Romanowska o hejcie w "Tańcu z gwiazdami". Komentarze były obrzydliwe
Ela Romanowska jest niewątpliwie jedną z najbardziej rozpoznawalnych gwiazd Polsatu. Aktorka ma jednak świadomość, że nie wszystko, co robi, podoba się widzom. Wyznała jednak, że komentarze, które docierały do niej, gdy występowała w "Tańcu z gwiazdami", były szczególnie dotkliwe.
05.10.2023 | aktual.: 06.10.2023 07:27
Ela Romanowska od lat jest związana z Polsatem.
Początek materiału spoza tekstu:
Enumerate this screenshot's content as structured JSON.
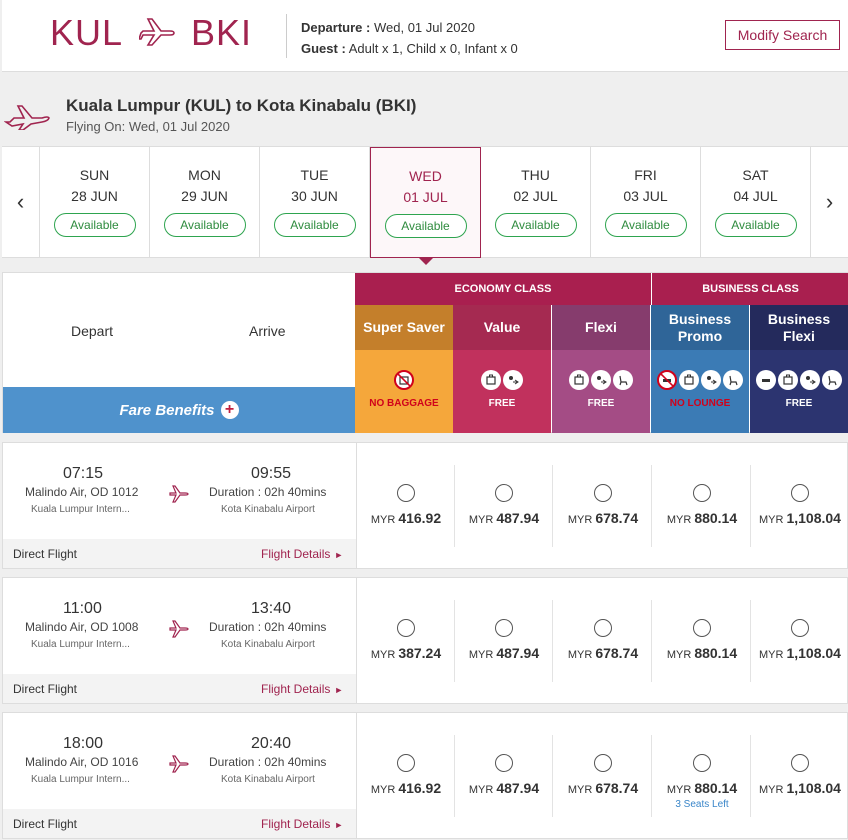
{
  "header": {
    "origin": "KUL",
    "destination": "BKI",
    "departure_label": "Departure :",
    "departure_value": "Wed, 01 Jul 2020",
    "guest_label": "Guest :",
    "guest_value": "Adult x 1, Child x 0, Infant x 0",
    "modify_label": "Modify Search"
  },
  "route": {
    "title": "Kuala Lumpur (KUL) to Kota Kinabalu (BKI)",
    "flying_on": "Flying On: Wed, 01 Jul 2020"
  },
  "dates": [
    {
      "day": "SUN",
      "date": "28 JUN",
      "status": "Available"
    },
    {
      "day": "MON",
      "date": "29 JUN",
      "status": "Available"
    },
    {
      "day": "TUE",
      "date": "30 JUN",
      "status": "Available"
    },
    {
      "day": "WED",
      "date": "01 JUL",
      "status": "Available"
    },
    {
      "day": "THU",
      "date": "02 JUL",
      "status": "Available"
    },
    {
      "day": "FRI",
      "date": "03 JUL",
      "status": "Available"
    },
    {
      "day": "SAT",
      "date": "04 JUL",
      "status": "Available"
    }
  ],
  "nav": {
    "prev": "‹",
    "next": "›"
  },
  "fare_header": {
    "depart": "Depart",
    "arrive": "Arrive",
    "benefits": "Fare Benefits",
    "benefits_plus": "+",
    "economy": "ECONOMY CLASS",
    "business": "BUSINESS CLASS"
  },
  "fares": [
    {
      "name": "Super Saver",
      "label": "NO BAGGAGE",
      "color": "#f5a73b",
      "head": "#c47f2b",
      "label_color": "#d0021b",
      "icons": [
        "no-baggage-icon"
      ]
    },
    {
      "name": "Value",
      "label": "FREE",
      "color": "#c1315d",
      "head": "#a52a51",
      "label_color": "#ffffff",
      "icons": [
        "baggage-icon",
        "seat-select-icon"
      ]
    },
    {
      "name": "Flexi",
      "label": "FREE",
      "color": "#a44c85",
      "head": "#863c6d",
      "label_color": "#ffffff",
      "icons": [
        "baggage-icon",
        "seat-select-icon",
        "seat-icon"
      ]
    },
    {
      "name": "Business Promo",
      "label": "NO LOUNGE",
      "color": "#3b7bb5",
      "head": "#2f6598",
      "label_color": "#d0021b",
      "icons": [
        "no-lounge-icon",
        "baggage-icon",
        "seat-select-icon",
        "seat-icon"
      ]
    },
    {
      "name": "Business Flexi",
      "label": "FREE",
      "color": "#2c3470",
      "head": "#242a5c",
      "label_color": "#ffffff",
      "icons": [
        "lounge-icon",
        "baggage-icon",
        "seat-select-icon",
        "seat-icon"
      ]
    }
  ],
  "flights": [
    {
      "depart_time": "07:15",
      "flight_no": "Malindo Air, OD 1012",
      "depart_airport": "Kuala Lumpur Intern...",
      "arrive_time": "09:55",
      "duration": "Duration : 02h 40mins",
      "arrive_airport": "Kota Kinabalu Airport",
      "type": "Direct Flight",
      "details": "Flight Details",
      "prices": [
        "416.92",
        "487.94",
        "678.74",
        "880.14",
        "1,108.04"
      ],
      "seats_left": ""
    },
    {
      "depart_time": "11:00",
      "flight_no": "Malindo Air, OD 1008",
      "depart_airport": "Kuala Lumpur Intern...",
      "arrive_time": "13:40",
      "duration": "Duration : 02h 40mins",
      "arrive_airport": "Kota Kinabalu Airport",
      "type": "Direct Flight",
      "details": "Flight Details",
      "prices": [
        "387.24",
        "487.94",
        "678.74",
        "880.14",
        "1,108.04"
      ],
      "seats_left": ""
    },
    {
      "depart_time": "18:00",
      "flight_no": "Malindo Air, OD 1016",
      "depart_airport": "Kuala Lumpur Intern...",
      "arrive_time": "20:40",
      "duration": "Duration : 02h 40mins",
      "arrive_airport": "Kota Kinabalu Airport",
      "type": "Direct Flight",
      "details": "Flight Details",
      "prices": [
        "416.92",
        "487.94",
        "678.74",
        "880.14",
        "1,108.04"
      ],
      "seats_left": "3 Seats Left"
    }
  ],
  "currency": "MYR",
  "colors": {
    "brand": "#a0244f",
    "available": "#2ea44f",
    "benefits_bar": "#4f92cc"
  }
}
Dziś mierzy się ze sporą krytyką pod kątem jej roli prowadzącej "Nasz nowy dom". Aktorka ma jednak duże doświadczenie, jeśli chodzi o prowadzenie show i konferansjerkę. Do niej np. należy coroczny Festiwal Weselnych Przebojów.
Imprezę prowadzi w parze z Rafałem Maserakiem, z którym notabene poznała się, biorąc udział w "Tańcu z gwiazdami". Już wtedy spadła na nią spora lawina krytyki - właśnie dlatego, że tańczyła z Maserakiem. Tancerzem, który zazwyczaj jest typowany na faworyta sezonu i tancerza, z którym chciałoby tańczyć wiele gwiazd, które decydują się na przygodę z programem.
Dalsza część artykułu pod materiałem wideo
Romanowska ostatnio wróciła wspomnieniami do momentu, w którym występowała w "Tańcu z gwiazdami" i opowiedziała, z jakim hejtem się wówczas mierzyła. Internauci komentowali wówczas jej zawodowe poczynania, ale także jej wygląd i sylwetkę.
- To było przed pierwszym odcinkiem "Tańca z gwiazdami", w którym wzięłam udział w 2016 r. Ludzie pisali, że Rafał Maserak, z którym tańczyłam, trafi przeze mnie na wózek inwalidzki, albo że jak podskoczę, to zrobię w parkiecie dziurę wielkości Stadionu Narodowego. Ktoś napisał, że gdyby wyglądał tak jak ja, popełniłby samobójstwo - powiedziała w "Vivie!". Wyznała też, jak reagowała na hejterskie komentarze.
- Mam taki charakter, że negatywne komentarze mnie nie deprymują. Wręcz przeciwnie. Mobilizują mnie do jeszcze cięższej pracy. Zrozumiałam, że interesuje mnie tylko konstruktywna krytyka. [...] Nie zależy mi na opinii kogoś, kto z pogardą wyraża się o innych - skwitowała stanowczo.